Sa mère, Lydia, qui était d’une
fascinante beauté était tombée sous la coupe d’un malfrat de la pègre, connu
sous l’appellation de Johann.
Il était grand, il avait une
beauté slave et il faisait marcher des femmes à la baguette, les frappant si
elles ne rapportaient pas suffisamment de billets de leurs rencontres imposées
par le maître.
Lydia était sa meilleure
« gagneuse » et il la récompensait en lui offrant des soirées en
boites de nuit où les clients le gratifiaient de billets de banque pour avoir
le meilleur numéro.
Parfois, il terminait la soirée
en feu d’artifice, croyant que ses étreintes étaient appréciées par la femme
qu’il tenait sous sa coupe, tantôt charmeur mais le plus souvent menaçant,
faisant des moulinets avec sa canne qui contenait une lame fine destinée aux
combats, le plus souvent des règlements de compte entre rivaux.
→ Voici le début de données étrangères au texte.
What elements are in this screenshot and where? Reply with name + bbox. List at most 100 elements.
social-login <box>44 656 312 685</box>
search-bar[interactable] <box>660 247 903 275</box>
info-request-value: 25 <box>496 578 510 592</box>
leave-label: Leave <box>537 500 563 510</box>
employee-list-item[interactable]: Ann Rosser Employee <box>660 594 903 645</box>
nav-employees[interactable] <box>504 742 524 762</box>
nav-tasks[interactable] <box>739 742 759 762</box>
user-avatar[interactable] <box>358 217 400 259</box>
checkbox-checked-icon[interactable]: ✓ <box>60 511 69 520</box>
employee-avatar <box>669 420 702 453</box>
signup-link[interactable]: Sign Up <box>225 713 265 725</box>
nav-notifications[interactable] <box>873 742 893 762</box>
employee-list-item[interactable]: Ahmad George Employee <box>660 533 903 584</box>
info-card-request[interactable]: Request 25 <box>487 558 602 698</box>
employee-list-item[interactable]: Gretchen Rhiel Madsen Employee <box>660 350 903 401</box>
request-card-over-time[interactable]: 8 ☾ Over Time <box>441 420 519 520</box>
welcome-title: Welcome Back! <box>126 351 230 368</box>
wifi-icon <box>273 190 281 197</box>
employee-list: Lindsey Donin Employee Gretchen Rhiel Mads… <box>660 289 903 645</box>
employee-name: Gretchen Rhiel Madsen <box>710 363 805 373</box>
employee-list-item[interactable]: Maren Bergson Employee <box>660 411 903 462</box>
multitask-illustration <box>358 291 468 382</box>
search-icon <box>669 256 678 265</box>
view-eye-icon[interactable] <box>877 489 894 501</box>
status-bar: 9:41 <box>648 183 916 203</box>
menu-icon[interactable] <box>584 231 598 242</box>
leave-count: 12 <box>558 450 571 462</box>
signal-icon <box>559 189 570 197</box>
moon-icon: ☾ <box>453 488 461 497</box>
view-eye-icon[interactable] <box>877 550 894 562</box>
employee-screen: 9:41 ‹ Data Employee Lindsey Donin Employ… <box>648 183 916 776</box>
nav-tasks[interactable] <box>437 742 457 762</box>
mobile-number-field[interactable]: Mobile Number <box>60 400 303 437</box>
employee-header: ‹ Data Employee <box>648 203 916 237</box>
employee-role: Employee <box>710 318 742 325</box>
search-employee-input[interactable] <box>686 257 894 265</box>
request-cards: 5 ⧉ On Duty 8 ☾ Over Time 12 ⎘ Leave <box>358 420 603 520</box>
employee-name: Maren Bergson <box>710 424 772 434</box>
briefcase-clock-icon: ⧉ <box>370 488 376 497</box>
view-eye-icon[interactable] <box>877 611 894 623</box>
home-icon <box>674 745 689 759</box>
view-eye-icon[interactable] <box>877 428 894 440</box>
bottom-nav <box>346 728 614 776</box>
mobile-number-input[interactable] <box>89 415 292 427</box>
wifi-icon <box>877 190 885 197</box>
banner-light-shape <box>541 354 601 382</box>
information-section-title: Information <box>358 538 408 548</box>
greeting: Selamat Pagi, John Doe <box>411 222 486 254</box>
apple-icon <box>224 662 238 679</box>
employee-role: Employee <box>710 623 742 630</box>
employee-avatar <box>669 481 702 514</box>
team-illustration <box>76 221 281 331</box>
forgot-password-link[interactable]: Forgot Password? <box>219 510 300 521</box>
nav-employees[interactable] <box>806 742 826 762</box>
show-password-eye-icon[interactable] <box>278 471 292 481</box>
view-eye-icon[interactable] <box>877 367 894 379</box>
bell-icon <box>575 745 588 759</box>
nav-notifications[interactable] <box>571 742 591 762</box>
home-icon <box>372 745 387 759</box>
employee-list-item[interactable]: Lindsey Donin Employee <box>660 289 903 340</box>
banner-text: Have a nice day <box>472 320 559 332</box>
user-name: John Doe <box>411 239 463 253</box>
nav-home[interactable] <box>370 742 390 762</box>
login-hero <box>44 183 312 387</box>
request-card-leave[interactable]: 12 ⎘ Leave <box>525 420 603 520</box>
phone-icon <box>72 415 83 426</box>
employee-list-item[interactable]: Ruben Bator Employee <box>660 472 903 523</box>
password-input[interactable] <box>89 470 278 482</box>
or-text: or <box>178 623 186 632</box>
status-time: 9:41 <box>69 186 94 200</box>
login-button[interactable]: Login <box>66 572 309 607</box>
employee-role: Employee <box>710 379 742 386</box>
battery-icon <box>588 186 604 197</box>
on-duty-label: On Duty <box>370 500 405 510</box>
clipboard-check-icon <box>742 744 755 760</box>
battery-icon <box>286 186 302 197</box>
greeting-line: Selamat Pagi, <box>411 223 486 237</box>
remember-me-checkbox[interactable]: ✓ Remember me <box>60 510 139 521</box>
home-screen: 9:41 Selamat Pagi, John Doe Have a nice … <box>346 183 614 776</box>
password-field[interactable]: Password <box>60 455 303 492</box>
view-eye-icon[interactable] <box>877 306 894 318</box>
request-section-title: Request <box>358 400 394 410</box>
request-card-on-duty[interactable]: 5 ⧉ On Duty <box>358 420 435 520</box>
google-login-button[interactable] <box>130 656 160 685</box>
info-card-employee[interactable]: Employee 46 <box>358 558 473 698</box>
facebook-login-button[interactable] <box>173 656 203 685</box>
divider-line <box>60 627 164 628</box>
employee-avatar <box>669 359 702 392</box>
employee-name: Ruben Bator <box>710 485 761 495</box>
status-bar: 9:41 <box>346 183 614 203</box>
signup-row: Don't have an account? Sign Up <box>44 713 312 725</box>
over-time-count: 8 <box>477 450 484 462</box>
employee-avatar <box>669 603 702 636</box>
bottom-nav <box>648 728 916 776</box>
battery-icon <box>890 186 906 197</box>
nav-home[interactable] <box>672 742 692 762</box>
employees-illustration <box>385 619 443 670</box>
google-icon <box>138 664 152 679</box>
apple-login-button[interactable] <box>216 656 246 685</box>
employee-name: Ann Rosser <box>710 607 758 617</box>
Un jour, Lydia dut annoncer, en
tremblant, à son seigneur et maître, qu’elle attendait un enfant.
Oscillant entre la fureur et le
contentement de soi, Johann accepta finalement cette grossesse.
Entre deux rudoiements suivis de
caresses brutales, il confia à Lydia que cette paternité lui conférerait le
respect de ses partenaires et rivaux, et que cet enfant, en l’occurrence le
sien, serait le pain béni de ses vieux jours.
« Ma gueule d’ange ne
durera pas toujours, chérie, et cette petite gueule d’amour prendra ma suite et
assurera nos vieux jours ».
Peu emballée par ce destin tracé
d’avance, Lydia céda aux pressions de son maître et amant et lorsque Léo
naquit, sa petite tête d’ange ravit tout le personnel de la maternité qui
ignorait le terrible métier de sa mère.
Elle s’était inscrite sous
l’identité de Lydia Durut, danseuse au théâtre Sébastopol, ce qui lui conféra
une certaine notoriété.
Ce n’était pas entièrement faux
du reste car Lydia appartenait au monde des figurants et elle avait des
activités parallèles, ouvreuse, vendeuse de bouquets de violettes. Il lui
arrivait également de remplacer au pied levé une actrice défaillante car elle
connaissait le répertoire sur le bout des doigts.
Léo, Gueule d’Amour grandit dans
cet univers interlope, forcé d’aller jouer lorsque maman
« travaillait ».
Les amants de passage le
gâtaient, félicitant la maman d’avoir mis au monde un si bel enfant et ils
proposaient plaisamment de lui donner un petit frère ou une petite sœur qui
aurait le charme de sa mère.
A la fois passionné et jaloux,
Johann qui craignait par-dessus tout, de voir sa « gagneuse » lui
échapper, se battit un soir contre l’un de ses principaux rivaux et une
méchante boutonnière mit fin à ses velléités marchandes.
Son rêve de tenir le haut du pavé
comme il le proclamait souvent s’effondra et il se laissa cueillir par les
policiers, lors d’un cambriolage.
Condamné à des années de prison
ferme, il disparut de la vie de Lydia qui bénéficia des sommes rondelettes
mises de côté par son amant.
Elle put enfin vivre librement et
profita du confort d’une belle maison où elle avait toutes ses aises et des
habitudes de luxe.
Léo qui ne voulait plus jamais
être appelé Gueule d’Amour, profita des relations maternelles au théâtre
Sébastopol pour assurer des places de figurant et il suivit une formation pour
devenir machiniste.
Ce rôle de l’ombre lui plaisait
et lorsque sa mère mourut d’une embolie pulmonaire, il coupa les ponts avec le
monde qui était le sien, à part celui du théâtre et accepta sa beauté physique
comme une sorte de legs funeste qu’il convenait d’esquiver.
C’est pourquoi il avait longtemps
porté un masque auprès d’Astrid car il ne voulait, à aucun prix, voir revenir
le temps funeste de Gueule d’ Amour.